Cheng agreed to pay for the shattered toy which was discounted from its retail cost of £5,380 to £3,400 but the dad now claims his son was wrongly accused.

He said staff initially told him his son had kicked the monstrous sculpture but video footage showed his son had knocked it over by accident.

Cheng has now called on the shop to refund the money and said the sculpture should have been better protected and labelled as fragile.

But shop owners KKPlus have insisted the compensation for the broken Teletubby was ‘mutually agreed’.

They said the firm had already offered Cheng a discount on the item and the sculpture’s cost reflected the work, design and copyright that had gone into creating it.

Cheng said he returned to the store to find his son standing next to the broken ornament in fear (Picture: ViralPress)

In a statement, KKPlus said: ‘The incident was dealt with immediately and completely resolved, and the payment was proposed by the owner.
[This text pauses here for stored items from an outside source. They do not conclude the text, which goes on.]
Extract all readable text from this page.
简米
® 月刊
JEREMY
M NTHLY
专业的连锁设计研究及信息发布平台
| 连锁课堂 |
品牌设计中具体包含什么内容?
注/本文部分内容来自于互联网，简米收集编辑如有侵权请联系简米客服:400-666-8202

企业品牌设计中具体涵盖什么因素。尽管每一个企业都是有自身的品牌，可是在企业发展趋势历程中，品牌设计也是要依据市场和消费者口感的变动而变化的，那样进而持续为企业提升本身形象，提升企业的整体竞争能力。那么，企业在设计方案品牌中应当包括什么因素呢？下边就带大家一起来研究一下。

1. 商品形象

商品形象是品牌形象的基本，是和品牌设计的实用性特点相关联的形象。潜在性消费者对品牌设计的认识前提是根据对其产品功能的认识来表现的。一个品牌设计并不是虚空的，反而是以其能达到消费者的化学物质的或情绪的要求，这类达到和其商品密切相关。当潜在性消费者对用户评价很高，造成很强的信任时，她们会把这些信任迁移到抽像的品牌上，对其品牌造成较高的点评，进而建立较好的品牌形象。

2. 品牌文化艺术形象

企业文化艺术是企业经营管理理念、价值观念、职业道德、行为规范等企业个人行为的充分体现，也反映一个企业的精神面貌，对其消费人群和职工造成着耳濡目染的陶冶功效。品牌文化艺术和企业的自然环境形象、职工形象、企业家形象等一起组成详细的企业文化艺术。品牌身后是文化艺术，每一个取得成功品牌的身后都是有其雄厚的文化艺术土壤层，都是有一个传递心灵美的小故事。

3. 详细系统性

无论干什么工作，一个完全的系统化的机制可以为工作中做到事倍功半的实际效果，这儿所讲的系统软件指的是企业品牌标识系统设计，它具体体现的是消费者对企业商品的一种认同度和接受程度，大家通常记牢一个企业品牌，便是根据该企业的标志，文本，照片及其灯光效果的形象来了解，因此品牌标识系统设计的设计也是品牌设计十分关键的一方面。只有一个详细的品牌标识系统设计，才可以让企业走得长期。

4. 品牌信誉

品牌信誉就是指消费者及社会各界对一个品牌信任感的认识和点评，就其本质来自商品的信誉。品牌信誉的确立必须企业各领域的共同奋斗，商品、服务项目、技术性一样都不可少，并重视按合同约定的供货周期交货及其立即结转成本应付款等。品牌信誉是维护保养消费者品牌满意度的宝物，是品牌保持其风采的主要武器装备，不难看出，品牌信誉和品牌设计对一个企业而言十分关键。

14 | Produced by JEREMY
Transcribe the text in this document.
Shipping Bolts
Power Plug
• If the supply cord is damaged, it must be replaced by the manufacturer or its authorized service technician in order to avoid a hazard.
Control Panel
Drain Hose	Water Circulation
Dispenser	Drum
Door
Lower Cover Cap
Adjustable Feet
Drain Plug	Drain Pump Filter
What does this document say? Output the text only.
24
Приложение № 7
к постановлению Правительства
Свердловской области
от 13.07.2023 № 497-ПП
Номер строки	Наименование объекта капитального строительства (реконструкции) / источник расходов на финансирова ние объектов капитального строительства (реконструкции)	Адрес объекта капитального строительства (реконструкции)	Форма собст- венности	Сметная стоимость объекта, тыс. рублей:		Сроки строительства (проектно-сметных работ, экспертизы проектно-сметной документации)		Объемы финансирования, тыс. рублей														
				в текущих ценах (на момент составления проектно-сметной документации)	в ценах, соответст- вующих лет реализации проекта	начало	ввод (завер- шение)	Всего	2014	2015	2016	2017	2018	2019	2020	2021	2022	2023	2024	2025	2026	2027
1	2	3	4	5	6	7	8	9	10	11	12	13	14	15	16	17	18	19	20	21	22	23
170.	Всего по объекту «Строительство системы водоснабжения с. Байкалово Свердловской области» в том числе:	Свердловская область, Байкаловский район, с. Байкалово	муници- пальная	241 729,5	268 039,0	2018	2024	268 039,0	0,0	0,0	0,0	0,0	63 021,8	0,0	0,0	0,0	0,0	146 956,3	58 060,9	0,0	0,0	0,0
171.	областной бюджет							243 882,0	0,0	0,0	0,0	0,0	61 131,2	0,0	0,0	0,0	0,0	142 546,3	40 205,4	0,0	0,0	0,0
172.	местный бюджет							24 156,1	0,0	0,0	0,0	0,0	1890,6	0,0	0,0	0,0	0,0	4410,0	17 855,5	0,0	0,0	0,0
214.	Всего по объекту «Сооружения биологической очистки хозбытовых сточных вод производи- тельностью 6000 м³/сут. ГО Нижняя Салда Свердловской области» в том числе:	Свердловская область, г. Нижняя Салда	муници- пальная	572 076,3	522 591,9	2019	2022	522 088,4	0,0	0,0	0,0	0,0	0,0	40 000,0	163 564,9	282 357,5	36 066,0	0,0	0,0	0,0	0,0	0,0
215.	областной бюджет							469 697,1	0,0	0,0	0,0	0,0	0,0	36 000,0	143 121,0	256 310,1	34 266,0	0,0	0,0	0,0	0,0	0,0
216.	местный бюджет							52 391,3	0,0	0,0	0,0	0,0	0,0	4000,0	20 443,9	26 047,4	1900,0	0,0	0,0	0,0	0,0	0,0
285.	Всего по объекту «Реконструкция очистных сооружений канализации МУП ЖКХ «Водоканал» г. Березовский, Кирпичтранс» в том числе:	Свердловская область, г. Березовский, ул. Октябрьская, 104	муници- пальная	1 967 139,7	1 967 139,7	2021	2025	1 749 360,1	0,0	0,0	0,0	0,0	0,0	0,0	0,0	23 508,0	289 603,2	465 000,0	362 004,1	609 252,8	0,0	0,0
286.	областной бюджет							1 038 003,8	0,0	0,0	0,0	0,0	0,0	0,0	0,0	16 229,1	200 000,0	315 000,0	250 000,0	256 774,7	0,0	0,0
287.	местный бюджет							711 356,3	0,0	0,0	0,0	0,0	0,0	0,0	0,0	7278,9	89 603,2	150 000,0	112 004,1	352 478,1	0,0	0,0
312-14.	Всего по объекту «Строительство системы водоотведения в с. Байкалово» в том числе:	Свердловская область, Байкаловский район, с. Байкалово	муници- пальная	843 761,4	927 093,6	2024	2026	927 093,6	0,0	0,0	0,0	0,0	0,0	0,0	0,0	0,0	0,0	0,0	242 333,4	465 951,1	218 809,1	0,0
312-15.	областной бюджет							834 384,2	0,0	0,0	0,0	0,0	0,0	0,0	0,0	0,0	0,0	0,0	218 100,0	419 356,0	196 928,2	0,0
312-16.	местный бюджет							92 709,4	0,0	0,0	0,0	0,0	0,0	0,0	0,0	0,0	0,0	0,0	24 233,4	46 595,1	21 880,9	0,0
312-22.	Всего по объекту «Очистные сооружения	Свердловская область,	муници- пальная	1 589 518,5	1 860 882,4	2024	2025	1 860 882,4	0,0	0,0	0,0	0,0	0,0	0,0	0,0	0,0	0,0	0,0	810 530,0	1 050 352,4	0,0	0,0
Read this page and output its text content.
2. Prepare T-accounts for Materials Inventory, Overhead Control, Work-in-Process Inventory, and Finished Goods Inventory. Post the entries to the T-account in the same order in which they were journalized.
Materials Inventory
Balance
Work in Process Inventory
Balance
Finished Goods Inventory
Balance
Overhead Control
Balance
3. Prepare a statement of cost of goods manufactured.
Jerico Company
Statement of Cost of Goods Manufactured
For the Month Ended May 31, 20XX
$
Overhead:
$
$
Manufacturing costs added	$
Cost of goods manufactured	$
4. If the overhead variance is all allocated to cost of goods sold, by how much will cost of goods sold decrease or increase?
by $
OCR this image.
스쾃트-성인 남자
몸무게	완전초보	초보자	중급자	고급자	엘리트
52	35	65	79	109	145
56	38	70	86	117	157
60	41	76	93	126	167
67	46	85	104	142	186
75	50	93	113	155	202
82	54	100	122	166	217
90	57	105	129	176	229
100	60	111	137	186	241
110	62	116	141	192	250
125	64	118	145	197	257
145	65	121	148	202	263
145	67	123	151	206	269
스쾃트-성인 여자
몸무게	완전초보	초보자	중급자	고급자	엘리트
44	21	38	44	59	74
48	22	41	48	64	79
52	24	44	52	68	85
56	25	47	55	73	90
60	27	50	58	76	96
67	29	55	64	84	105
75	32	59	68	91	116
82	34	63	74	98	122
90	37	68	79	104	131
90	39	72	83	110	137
‘This large-scale decoration is actually a prototype of the first printing. The official pre-sale price is 52,800 HKD (£5,380).

‘The cost of the prototype involves various expenses, including copyright and design, research and development and mould making, reinforcement, packaging, transportation and more.

‘The decoration is only for viewing and has no toughness to withstand pressure. We did not charge the family more than the cost price of the goods.’